The only apparent difference between Defendant Doe 1 and Plaintiffs in JCCP 5108 is that the superior courts in the cases made opposite rulings.  In the former, the trial court ruled Prop 51 doesn’t apply to pre-Prop 51 cases, while the court in the latter said Prop 51 does apply in those cases.

The Defendant Doe 1 petition for review was submitted to the Supreme Court six days late and filed with the court’s permission.  (See:  Getting relief for a late petition for review might not be a hopeless cause.)

Racial Justice Act OSC

The court issued an order to show cause, returnable in the superior court, in the pro per’s habeas corpus petition in In re Barraza.  Cause is to be shown “why petitioner is not entitled to the appointment of counsel pursuant to Penal Code section 1473, subdivision (e)(5) [providing for the appointment of counsel for an indigent petitioner who pleads a plausible allegation of a violation of the Racial Justice Act [see herehere, and here]] in light of statistical data cited by petitioner demonstrating racial disparities in Three Strikes sentences imposed in Los Angeles County and to the disclosure of discovery pursuant to Penal Code, section 745, subdivision (d) [providing for the disclosure of evidence relevant to a potential violation of the Racial Justice Act in the possession or control of the state].”

The court has made many orders  like this before. (See here and, recently, here.)

Dissenting vote:  rape lesser included offense

Justice Joshua Groban recorded a dissenting vote from the denial of review in People v.

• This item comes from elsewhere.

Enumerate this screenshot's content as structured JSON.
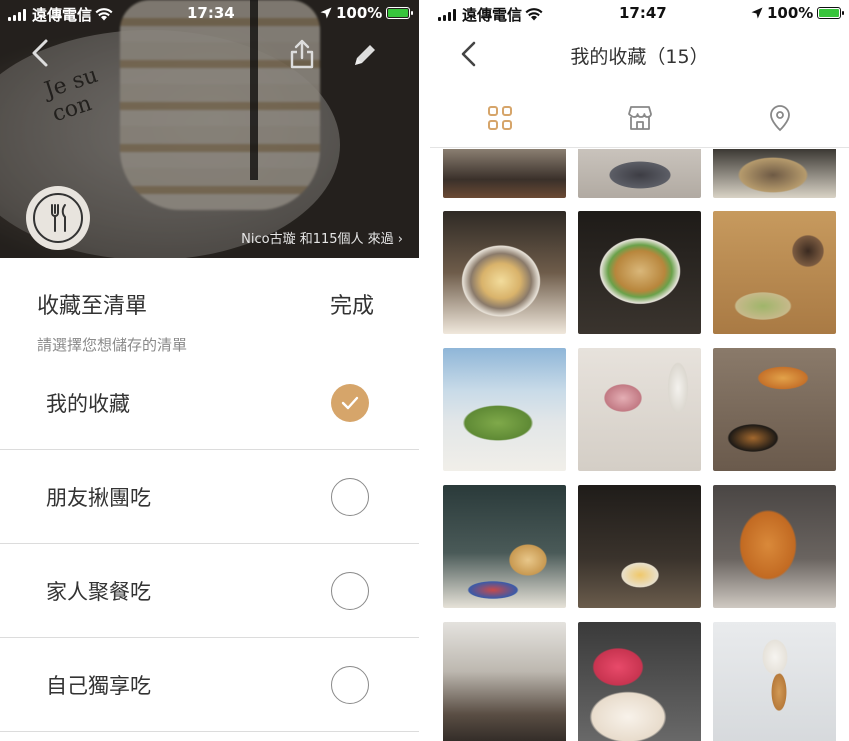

Gallardo.  The Fourth District, Division One, in a published opinion, affirmed the defendant’s conviction of rape of an unconscious person and assault with intent to commit rape.

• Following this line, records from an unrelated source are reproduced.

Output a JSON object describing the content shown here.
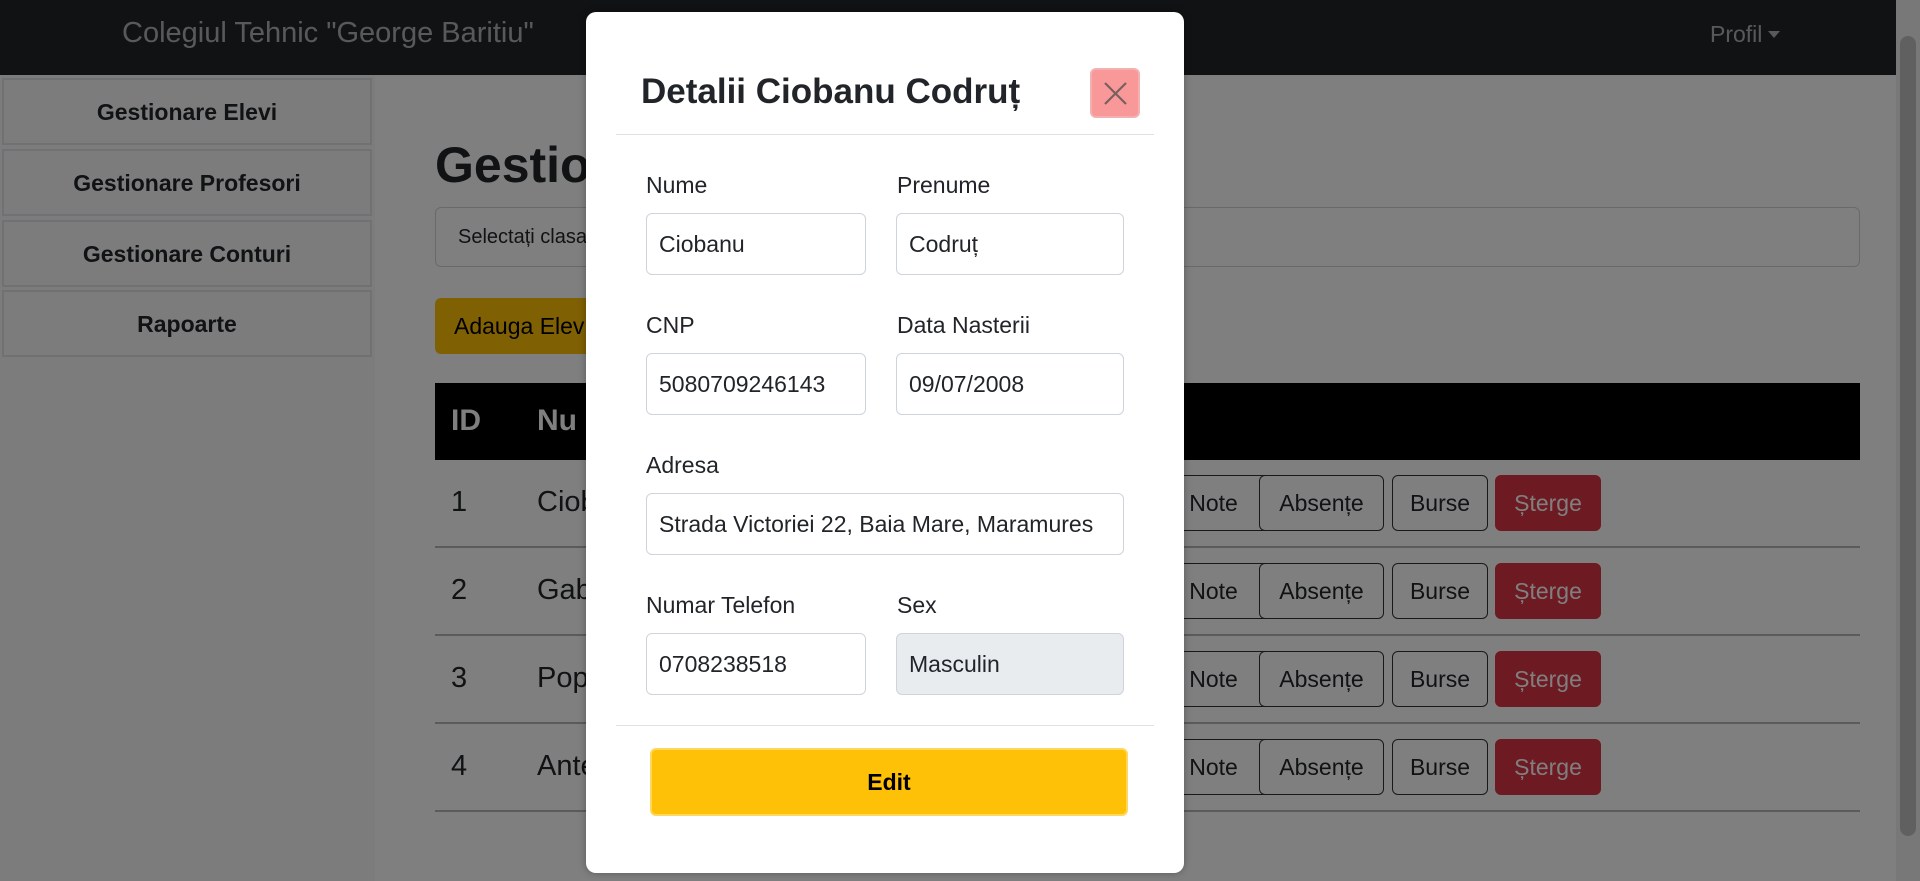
{
  "navbar": {
    "brand": "Colegiul Tehnic \"George Baritiu\"",
    "profile_label": "Profil"
  },
  "sidebar": {
    "items": [
      {
        "label": "Gestionare Elevi"
      },
      {
        "label": "Gestionare Profesori"
      },
      {
        "label": "Gestionare Conturi"
      },
      {
        "label": "Rapoarte"
      }
    ]
  },
  "main": {
    "title": "Gestion",
    "class_select_placeholder": "Selectați clasa",
    "add_button": "Adauga Elev",
    "table": {
      "headers": {
        "id": "ID",
        "name": "Nu"
      },
      "rows": [
        {
          "id": "1",
          "name": "Ciob"
        },
        {
          "id": "2",
          "name": "Gab"
        },
        {
          "id": "3",
          "name": "Pop"
        },
        {
          "id": "4",
          "name": "Ante"
        }
      ],
      "actions": {
        "note": "Note",
        "absente": "Absențe",
        "burse": "Burse",
        "sterge": "Șterge"
      }
    }
  },
  "modal": {
    "title": "Detalii Ciobanu Codruț",
    "fields": {
      "nume": {
        "label": "Nume",
        "value": "Ciobanu"
      },
      "prenume": {
        "label": "Prenume",
        "value": "Codruț"
      },
      "cnp": {
        "label": "CNP",
        "value": "5080709246143"
      },
      "data_nasterii": {
        "label": "Data Nasterii",
        "value": "09/07/2008"
      },
      "adresa": {
        "label": "Adresa",
        "value": "Strada Victoriei 22, Baia Mare, Maramures"
      },
      "telefon": {
        "label": "Numar Telefon",
        "value": "0708238518"
      },
      "sex": {
        "label": "Sex",
        "value": "Masculin"
      }
    },
    "edit_button": "Edit"
  },
  "colors": {
    "navbar": "#212529",
    "warning": "#ffc107",
    "danger": "#dc3545",
    "close_button": "#f89898"
  },
  "icons": {
    "close": "close-icon",
    "profile_caret": "caret-down-icon"
  }
}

Rejecting an argument for reversal of the assault conviction, Division One held “assault with intent to commit rape of an unconscious person is not a lesser included offense of rape of an unconscious person.”  Its ruling was based on the conclusion that “the element of intent to use force, which is required for assault with intent to commit rape, is not an element of rape of an unconscious person.”

Own-motion review denied:  AG concession of error in allowing peremptory juror challenge

In People v. Archie, the Attorney General conceded a voluntary manslaughter conviction should be reversed because the prosecution was improperly allowed to peremptorily challenge a Hispanic prospective juror in violation of Code of Civil Procedure section 231.7.  The Legislature said it enacted the statute “to put into place an effective procedure for eliminating the unfair exclusion of potential jurors based on race, ethnicity, gender, gender identity, sexual orientation, national origin, or religious affiliation, or perceived membership in any of those groups, through the exercise of peremptory challenges.”

Accepting the concession, and rejecting arguments by amicus San Bernardino District Attorney’s Office that there was no error and that section 231.7’s requirement of mandatory reversal violates the California Constitution, the Fourth District, Division One, in an unpublished opinion, reversed the conviction.  There was no petition for review, but the DA asked the Supreme Court to grant review on its own motion.  The court denied the request.

The Supreme Court is poised to address section 231.7 in People v. SanMiguel, review granted in December 2024.  (See here.)

Criminal case grant-and-holds

There were two criminal case grant-and-holds:  one each for People v. Hughey (see here) and People v. Dixon (see here).